As you can tell from my screenshots that I use Firefox as my primary browser (and I use Pidgin and FooBar 2000 but that’s neither here nor there) and it’s a great browser for many reasons I don’t need to expand on here. If you’re not using it, you don’t know what you’re missing! get it here!
I tend to have several separate Firefox profiles depending on what I’m going to be doing at the time. I have my normal day-to-day browsing profile, my Web Developer profile (You don’t want to try and casually browse with some of the more advanced dev plugins installed, odd things happen) and a clean profile with no addons. If you’re not familiar with Firefox profiles please read this article. The one missing tidbit of information from that article is if you add -no-remote to the command arguments, you can run multiple copies of Firefox, each using a different profile to store it’s data.
None of this is news. It’s been written, blogged, twittered, stumbled, shared, and posted about. I’ve always launched my devel environment with the -no-remote argument and my normal one with out it. The problem I ran into was Windows 7 (and Windows XP) would group all Firefox windows together on the same taskbar button. I usually turned off window grouping to combat this problem in XP. I’ve grown quite fond of Windows 7’s way of handling Combined Taskbar entries and I wanted to find a way to have one taskbar entry for each profile I was running. Thankfully I found out how!

Two Firefox instances with multiple windows appear as two "stacks" of task bar entries. Warning: large image.
The Solution turned out to be as simple as creating a copy of the Firefox installation in my Program Files directory. When creating the shortcut that launches the second profile as described in the article above, use the copy of Firefox as the target Application. I went as far as to rename the shortcut and add a custom icon to it. See my example on the right. After creating the shortcut, execute the shortcut. If you did it right, it will create a new taskbar entry with the name and icon you specified in the shortcut. You then have to right click on the taskbar entry and select “Pin this program to Taskbar”.

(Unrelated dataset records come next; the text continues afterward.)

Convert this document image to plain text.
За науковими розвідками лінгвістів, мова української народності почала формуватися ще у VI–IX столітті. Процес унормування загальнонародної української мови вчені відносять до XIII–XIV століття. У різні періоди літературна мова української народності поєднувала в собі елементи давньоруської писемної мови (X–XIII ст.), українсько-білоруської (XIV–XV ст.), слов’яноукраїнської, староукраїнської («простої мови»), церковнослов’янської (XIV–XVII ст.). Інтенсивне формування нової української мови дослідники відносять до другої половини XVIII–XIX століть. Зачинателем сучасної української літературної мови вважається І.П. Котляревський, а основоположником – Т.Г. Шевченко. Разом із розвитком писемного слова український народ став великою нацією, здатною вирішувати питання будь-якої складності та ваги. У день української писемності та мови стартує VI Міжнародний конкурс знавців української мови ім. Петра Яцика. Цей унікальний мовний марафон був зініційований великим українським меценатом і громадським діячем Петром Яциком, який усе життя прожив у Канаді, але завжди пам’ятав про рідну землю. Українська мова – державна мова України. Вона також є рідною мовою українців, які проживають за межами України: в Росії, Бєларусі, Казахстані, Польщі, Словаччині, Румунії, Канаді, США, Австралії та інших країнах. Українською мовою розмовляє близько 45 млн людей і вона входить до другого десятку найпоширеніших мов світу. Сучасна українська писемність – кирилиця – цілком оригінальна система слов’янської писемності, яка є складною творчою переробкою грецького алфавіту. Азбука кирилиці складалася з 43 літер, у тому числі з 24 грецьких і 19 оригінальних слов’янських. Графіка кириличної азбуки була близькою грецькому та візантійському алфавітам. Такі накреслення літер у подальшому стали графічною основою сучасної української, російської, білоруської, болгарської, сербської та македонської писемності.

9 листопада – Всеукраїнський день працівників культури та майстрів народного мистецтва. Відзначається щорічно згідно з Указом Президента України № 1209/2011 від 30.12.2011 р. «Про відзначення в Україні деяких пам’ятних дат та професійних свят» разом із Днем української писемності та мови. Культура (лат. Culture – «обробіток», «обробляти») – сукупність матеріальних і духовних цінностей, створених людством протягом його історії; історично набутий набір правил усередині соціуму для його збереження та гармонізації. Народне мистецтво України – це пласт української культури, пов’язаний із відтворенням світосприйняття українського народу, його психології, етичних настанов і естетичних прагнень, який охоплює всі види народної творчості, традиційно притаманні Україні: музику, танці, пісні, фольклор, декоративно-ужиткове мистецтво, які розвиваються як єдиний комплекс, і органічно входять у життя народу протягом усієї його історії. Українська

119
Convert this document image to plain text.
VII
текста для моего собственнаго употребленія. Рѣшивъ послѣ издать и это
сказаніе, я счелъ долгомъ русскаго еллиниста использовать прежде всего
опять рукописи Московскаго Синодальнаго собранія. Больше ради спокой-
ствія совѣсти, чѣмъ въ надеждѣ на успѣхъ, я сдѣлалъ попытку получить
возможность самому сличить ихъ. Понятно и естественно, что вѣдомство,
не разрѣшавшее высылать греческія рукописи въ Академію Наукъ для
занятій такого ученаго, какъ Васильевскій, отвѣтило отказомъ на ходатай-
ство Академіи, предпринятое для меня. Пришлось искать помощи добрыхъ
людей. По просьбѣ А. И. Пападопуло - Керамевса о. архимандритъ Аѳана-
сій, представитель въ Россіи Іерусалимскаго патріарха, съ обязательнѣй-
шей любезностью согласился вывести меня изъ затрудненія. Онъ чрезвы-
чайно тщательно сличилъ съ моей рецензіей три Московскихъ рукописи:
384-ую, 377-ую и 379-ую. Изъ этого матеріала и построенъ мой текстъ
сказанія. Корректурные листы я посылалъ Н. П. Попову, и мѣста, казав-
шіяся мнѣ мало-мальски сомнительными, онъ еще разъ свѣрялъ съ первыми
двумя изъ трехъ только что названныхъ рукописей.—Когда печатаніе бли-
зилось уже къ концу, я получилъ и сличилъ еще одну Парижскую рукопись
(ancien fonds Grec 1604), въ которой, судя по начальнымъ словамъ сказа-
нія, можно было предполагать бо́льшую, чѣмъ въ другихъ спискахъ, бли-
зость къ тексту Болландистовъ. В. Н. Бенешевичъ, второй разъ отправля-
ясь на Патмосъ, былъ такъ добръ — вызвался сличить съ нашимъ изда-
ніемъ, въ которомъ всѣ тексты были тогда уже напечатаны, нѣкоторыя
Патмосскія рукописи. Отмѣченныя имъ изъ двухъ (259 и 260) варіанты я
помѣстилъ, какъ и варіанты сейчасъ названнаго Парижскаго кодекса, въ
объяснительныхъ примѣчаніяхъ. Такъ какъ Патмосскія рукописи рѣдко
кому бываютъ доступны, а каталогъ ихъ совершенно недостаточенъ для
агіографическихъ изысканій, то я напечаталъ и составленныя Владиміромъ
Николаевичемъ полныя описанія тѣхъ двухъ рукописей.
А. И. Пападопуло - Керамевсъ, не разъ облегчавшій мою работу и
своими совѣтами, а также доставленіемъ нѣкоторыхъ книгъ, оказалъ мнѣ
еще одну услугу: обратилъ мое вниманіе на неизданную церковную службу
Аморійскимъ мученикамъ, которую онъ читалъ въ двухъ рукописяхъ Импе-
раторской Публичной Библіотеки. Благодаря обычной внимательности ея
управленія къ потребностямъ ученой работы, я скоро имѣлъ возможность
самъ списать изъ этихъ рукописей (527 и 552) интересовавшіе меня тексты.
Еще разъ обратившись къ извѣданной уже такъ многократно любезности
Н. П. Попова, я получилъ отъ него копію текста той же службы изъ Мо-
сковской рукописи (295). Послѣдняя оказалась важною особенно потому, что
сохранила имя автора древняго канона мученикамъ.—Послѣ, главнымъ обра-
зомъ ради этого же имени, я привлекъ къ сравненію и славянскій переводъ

There are a few little side notes. You don’t have to keep the original shortcut around. The process of pinning to the task bar actually creates a copy of the shortcut used to launch the program into C:\Users\<user>\AppData\Roaming\Microsoft\Internet Explorer\Quick Launch\User Pinned\TaskBar and you can delete the one you created initially. I’d also recommend disabling Firefox’s Default Browser check. Make sure one of your installations is configured to be default, not the other or else Firefox will ask you each time. Finally, changing the icon of the shortcut does not change the icon of the Firefox window itself, as indicated by the red arrow on the image to the left. It will only change the icon on the task bar as indicated by the green arrow.